Вместе с тем в своем целостном сущностном выражении христианская концепция любви-агапе представляет собой качественно новую ступень по сравнению с платоновским учением о любви-эросе. Русский богослов М. Д. Муретов указывает не только на очевидное этическое, но и метафизическое превосходство "агапе" над "эросом". "И в религиозной любви мы видим такое же превосходство библейско-новозаветной Агапы над эллинско-платоническим Эросом, как и в любви человеческой, т. е. чистой, духовной, постоянной и спокойной преданности, вполне соответствующей религиозным отношениям, чем страстная мания неизвестного Библии эроса. Не говоря уже о Боге, коему эти эрос и мания безусловно не свойственны, -- и сам Платон оставляет их на орбите между идеально-божественным и реально-человеческим миром, обрекая свое Божество без любви на необходимое бездействие и вечную смерть. Но и для человека эта форма религиозных отношений его к Богу есть только искажение религиозного инстинкта, ведущее к мистическому изуверству, хлыстовству и скопчеству"9.
Тем не менее применительно к метафизике христианской любви вполне оправданной можно считать точку зрения, в соответствии с которой из всех философских систем платонизм признается "наиболее сродным христианству и потому -- наиболее способным быть вспомогательным средством при раскрытии последнего"10.
В этом смысле толстовская метафизика любви, несмотря на ее очевидный платонизм, вполне соответствует духу христианско-богословской традиции, особенно в ее патриотическом выражении.
Обратимся в связи с этим непосредственно к толстовскому пониманию метафизики. "Для меня метафизическая основа всего есть сознание отделенности каждого из нас: мы сознаем себя отдельными проявлениями Бога", -- пишет Толстой в одном из писем 1908 г.11 Исходя из этого, Толстой определяет любовь как стремление к соединению человеческой души с Богом и душами других существ. Наиболее четко эту мысль он сформулировал в "Пути жизни": "Душа человеческая, будучи отделена телом от Бога и душ других существ, стремится к соединению с тем, от чего она отделена. Соединяется душа с Богом все большим и большим сознанием в себе Бога, с душами же других существ -- все большим и большим проявлением любви"12.

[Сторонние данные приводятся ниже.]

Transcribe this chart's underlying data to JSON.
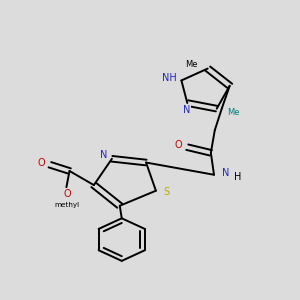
{
  "bg_color": "#dcdcdc",
  "bond_color": "#000000",
  "N_color": "#2222cc",
  "S_color": "#bbaa00",
  "O_color": "#cc0000",
  "NH_teal_color": "#008080",
  "text_color": "#000000",
  "lw": 1.4,
  "fs": 7.0,
  "fs_sm": 6.0,
  "xlim": [
    1.5,
    9.0
  ],
  "ylim": [
    0.8,
    10.2
  ]
}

В данном понимании сущности любви безусловно доминируют платоновские мотивы, которые могут быть интерпретированы и как страстное влечение (стремление) к единому, и как жажда целостности и т. п. Отсюда вытекают и метафизика "всеединой любви", и метафизика "софийной любви", и т. д. Однако сам Толстой предпочитает не развивать свою метафизику в философско-платоническом ключе. Метафизическую сущность любви он выражает через понятие Бога, обращаясь непосредственно к словам Иоанна Богослова: "Бог есть любовь, и пребывающий в любви пребывает в Боге, и Бог в нем" (Ин. 4, 16). Однако метафизическое истолкование данного положения является большой проблемой и для самих богословов. В первую это касается определения объема предиката любви, приписываемого Богу: является ли любовь всецелым выражением божественной сущности или всего лишь одним из существенных свойств Бога, наряду с такими, как "Бог есть Дух" (Ин. 4, 24) и "Бог есть Свет" (Ин. 1, 9).

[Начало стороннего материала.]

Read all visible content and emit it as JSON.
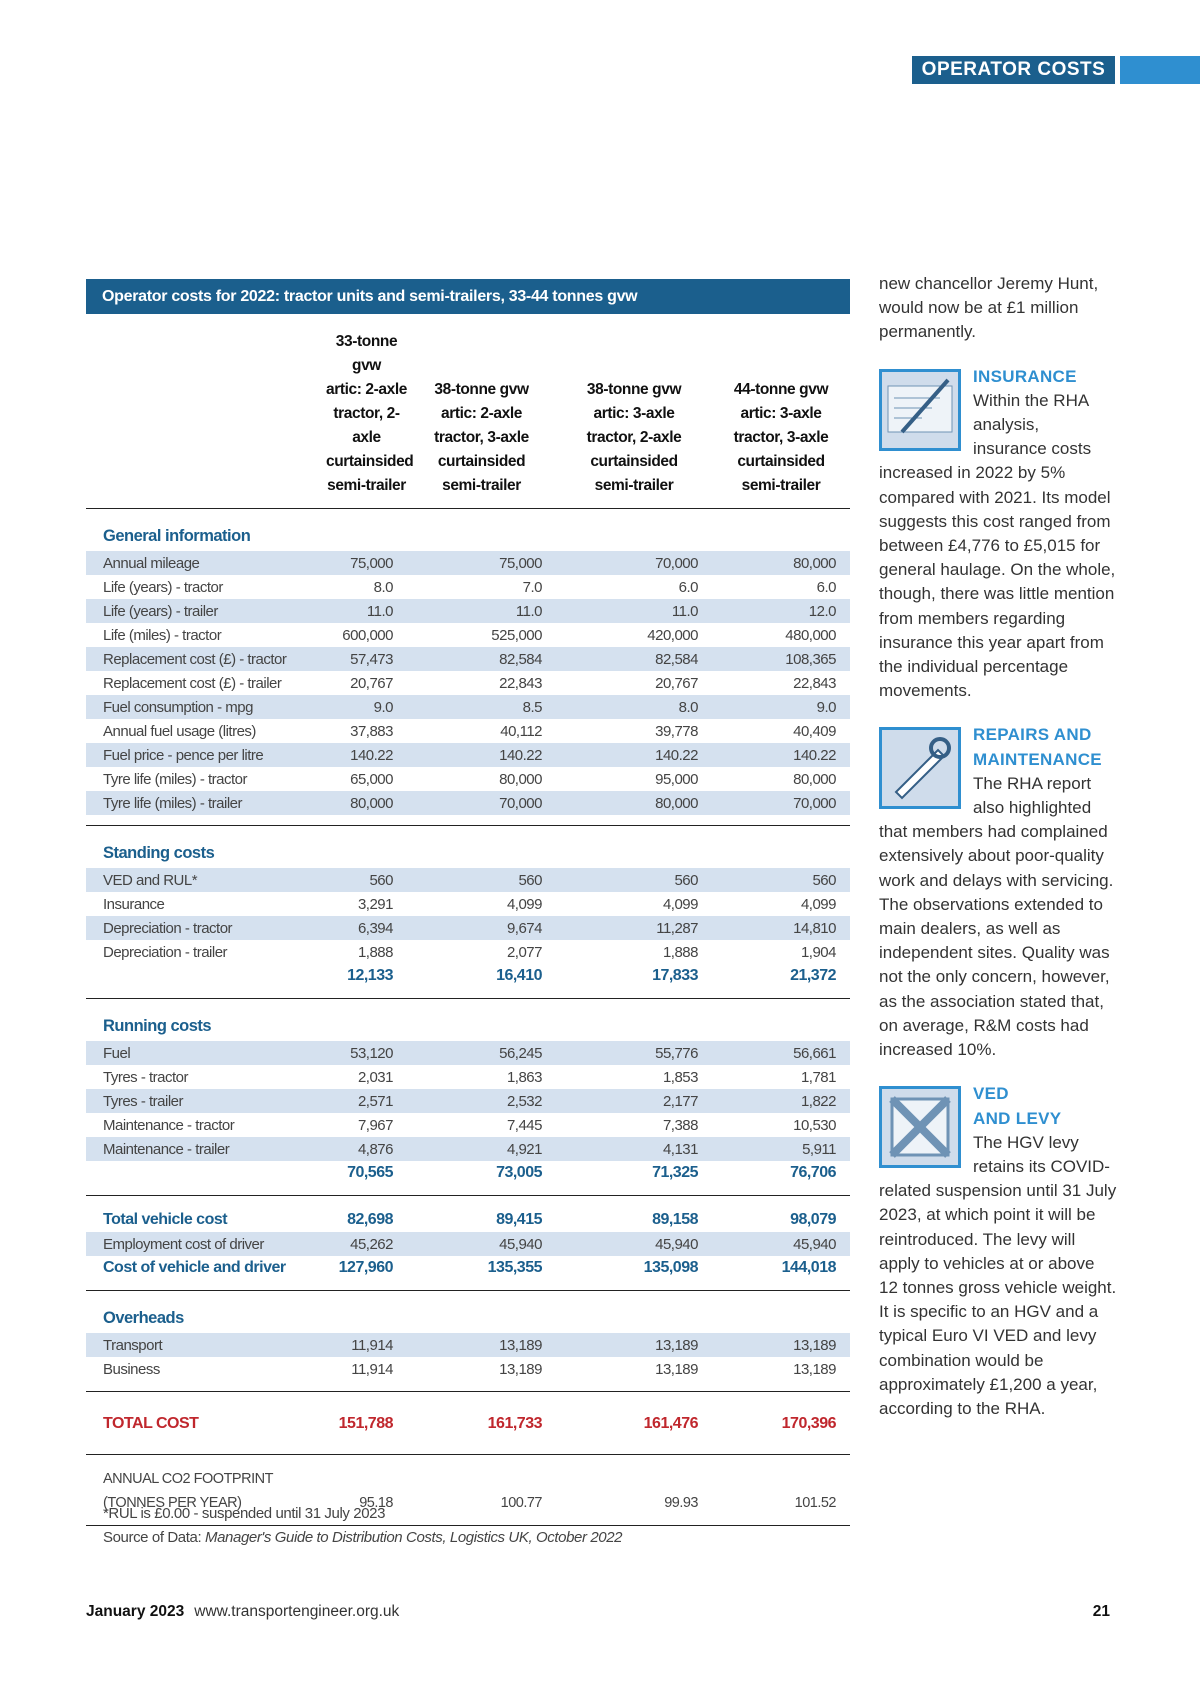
{
  "header": {
    "section": "OPERATOR COSTS"
  },
  "table": {
    "title": "Operator costs for 2022: tractor units and semi-trailers, 33-44 tonnes gvw",
    "columns": [
      [
        "33-tonne gvw",
        "artic: 2-axle",
        "tractor, 2-axle",
        "curtainsided",
        "semi-trailer"
      ],
      [
        "38-tonne gvw",
        "artic: 2-axle",
        "tractor, 3-axle",
        "curtainsided",
        "semi-trailer"
      ],
      [
        "38-tonne gvw",
        "artic: 3-axle",
        "tractor, 2-axle",
        "curtainsided",
        "semi-trailer"
      ],
      [
        "44-tonne gvw",
        "artic: 3-axle",
        "tractor, 3-axle",
        "curtainsided",
        "semi-trailer"
      ]
    ],
    "blocks": [
      {
        "heading": "General information",
        "rows": [
          {
            "label": "Annual mileage",
            "values": [
              "75,000",
              "75,000",
              "70,000",
              "80,000"
            ]
          },
          {
            "label": "Life (years) - tractor",
            "values": [
              "8.0",
              "7.0",
              "6.0",
              "6.0"
            ]
          },
          {
            "label": "Life (years) - trailer",
            "values": [
              "11.0",
              "11.0",
              "11.0",
              "12.0"
            ]
          },
          {
            "label": "Life (miles) - tractor",
            "values": [
              "600,000",
              "525,000",
              "420,000",
              "480,000"
            ]
          },
          {
            "label": "Replacement cost (£) - tractor",
            "values": [
              "57,473",
              "82,584",
              "82,584",
              "108,365"
            ]
          },
          {
            "label": "Replacement cost (£) - trailer",
            "values": [
              "20,767",
              "22,843",
              "20,767",
              "22,843"
            ]
          },
          {
            "label": "Fuel consumption - mpg",
            "values": [
              "9.0",
              "8.5",
              "8.0",
              "9.0"
            ]
          },
          {
            "label": "Annual fuel usage (litres)",
            "values": [
              "37,883",
              "40,112",
              "39,778",
              "40,409"
            ]
          },
          {
            "label": "Fuel price - pence per litre",
            "values": [
              "140.22",
              "140.22",
              "140.22",
              "140.22"
            ]
          },
          {
            "label": "Tyre life (miles) - tractor",
            "values": [
              "65,000",
              "80,000",
              "95,000",
              "80,000"
            ]
          },
          {
            "label": "Tyre life (miles) - trailer",
            "values": [
              "80,000",
              "70,000",
              "80,000",
              "70,000"
            ]
          }
        ]
      },
      {
        "heading": "Standing costs",
        "rows": [
          {
            "label": "VED and RUL*",
            "values": [
              "560",
              "560",
              "560",
              "560"
            ]
          },
          {
            "label": "Insurance",
            "values": [
              "3,291",
              "4,099",
              "4,099",
              "4,099"
            ]
          },
          {
            "label": "Depreciation - tractor",
            "values": [
              "6,394",
              "9,674",
              "11,287",
              "14,810"
            ]
          },
          {
            "label": "Depreciation - trailer",
            "values": [
              "1,888",
              "2,077",
              "1,888",
              "1,904"
            ]
          }
        ],
        "total": [
          "12,133",
          "16,410",
          "17,833",
          "21,372"
        ]
      },
      {
        "heading": "Running costs",
        "rows": [
          {
            "label": "Fuel",
            "values": [
              "53,120",
              "56,245",
              "55,776",
              "56,661"
            ]
          },
          {
            "label": "Tyres - tractor",
            "values": [
              "2,031",
              "1,863",
              "1,853",
              "1,781"
            ]
          },
          {
            "label": "Tyres - trailer",
            "values": [
              "2,571",
              "2,532",
              "2,177",
              "1,822"
            ]
          },
          {
            "label": "Maintenance - tractor",
            "values": [
              "7,967",
              "7,445",
              "7,388",
              "10,530"
            ]
          },
          {
            "label": "Maintenance - trailer",
            "values": [
              "4,876",
              "4,921",
              "4,131",
              "5,911"
            ]
          }
        ],
        "total": [
          "70,565",
          "73,005",
          "71,325",
          "76,706"
        ]
      },
      {
        "lead": {
          "label": "Total vehicle cost",
          "values": [
            "82,698",
            "89,415",
            "89,158",
            "98,079"
          ]
        },
        "rows": [
          {
            "label": "Employment cost of driver",
            "values": [
              "45,262",
              "45,940",
              "45,940",
              "45,940"
            ]
          }
        ],
        "close": {
          "label": "Cost of vehicle and driver",
          "values": [
            "127,960",
            "135,355",
            "135,098",
            "144,018"
          ]
        }
      },
      {
        "heading": "Overheads",
        "rows": [
          {
            "label": "Transport",
            "values": [
              "11,914",
              "13,189",
              "13,189",
              "13,189"
            ]
          },
          {
            "label": "Business",
            "values": [
              "11,914",
              "13,189",
              "13,189",
              "13,189"
            ]
          }
        ]
      },
      {
        "grand": {
          "label": "TOTAL COST",
          "values": [
            "151,788",
            "161,733",
            "161,476",
            "170,396"
          ]
        }
      },
      {
        "footprint": {
          "label_lines": [
            "ANNUAL CO2 FOOTPRINT",
            "(TONNES PER YEAR)"
          ],
          "values": [
            "95.18",
            "100.77",
            "99.93",
            "101.52"
          ]
        }
      }
    ],
    "footnote": "*RUL is £0.00 - suspended until 31 July 2023",
    "source_prefix": "Source of Data:",
    "source": "Manager's Guide to Distribution Costs, Logistics UK, October 2022"
  },
  "sidebar": {
    "intro": "new chancellor Jeremy Hunt, would now be at £1 million permanently.",
    "boxes": [
      {
        "heading_lines": [
          "INSURANCE"
        ],
        "text": "Within the RHA analysis, insurance costs increased in 2022 by 5% compared with 2021. Its model suggests this cost ranged from between £4,776 to £5,015 for general haulage. On the whole, though, there was little mention from members regarding insurance this year apart from the individual percentage movements."
      },
      {
        "heading_lines": [
          "REPAIRS AND",
          "MAINTENANCE"
        ],
        "text": "The RHA report also highlighted that members had complained extensively about poor-quality work and delays with servicing. The observations extended to main dealers, as well as independent sites. Quality was not the only concern, however, as the association stated that, on average, R&M costs had increased 10%."
      },
      {
        "heading_lines": [
          "VED",
          "AND LEVY"
        ],
        "text": "The HGV levy retains its COVID-related suspension until 31 July 2023, at which point it will be reintroduced. The levy will apply to vehicles at or above 12 tonnes gross vehicle weight. It is specific to an HGV and a typical Euro VI VED and levy combination would be approximately £1,200 a year, according to the RHA."
      }
    ]
  },
  "footer": {
    "month": "January 2023",
    "url": "www.transportengineer.org.uk",
    "page": "21"
  }
}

Весьма примечательной является точка зрения протестантского богослова А. Ричля, который в своей работе "Теология и метафизика" доказывал, что любовь вполне исчерпывает содержание божественного существа, и что метафизика может быть обоснована только на почве христианской этики13.
В православном богословии встречается сходная точка зрения. Так, Н. И. Сагарда считает, что поскольку "...предикат "агапе" поставлен без члена и выражает не только качество, которым Бог обладает, но качество, которое обнимает собою все, что Бог есть, то Бог не только имеет любовь, но он есть любовь. Он -- всецело любовь, любовь -- и ничто более; Его существо -- любовь"14. Наряду с этим приводится и другое толкование: любовь признается выражением нравственной сущности Бога: "Любовь есть не только определение Божественной воли, но является именем для нравственной природы Бога в ее существенном и неизменном характере"15.
Наиболее последовательно метафизическую точку зрения на отождествление любви с сущностью Бога проводит П. А. Флоренский, избегая при этом моралистических выводов. С его точки зрения, любовь по определению не может быть свойством или признаком Бога. Бог не был бы абсолютной любовью, если бы он был любовью только к другому, ведь тогда любовь божия стояла бы в зависимости от условного бытия другого и, следовательно, сама бы была случайна. Но Бог есть существо абсолютное и потому он -- "субстанциальный акт любви". Бог не только "имеет" любовь, но Бог "есть" любовь, т. е. "любовь -- это сущность Божия, собственная его природа, а не только Ему присущее промыслительно Его отношение"16. Другими словами, Бог есть любовь (точнее -- Любовь), а не только "любящий", хотя бы и "совершенно".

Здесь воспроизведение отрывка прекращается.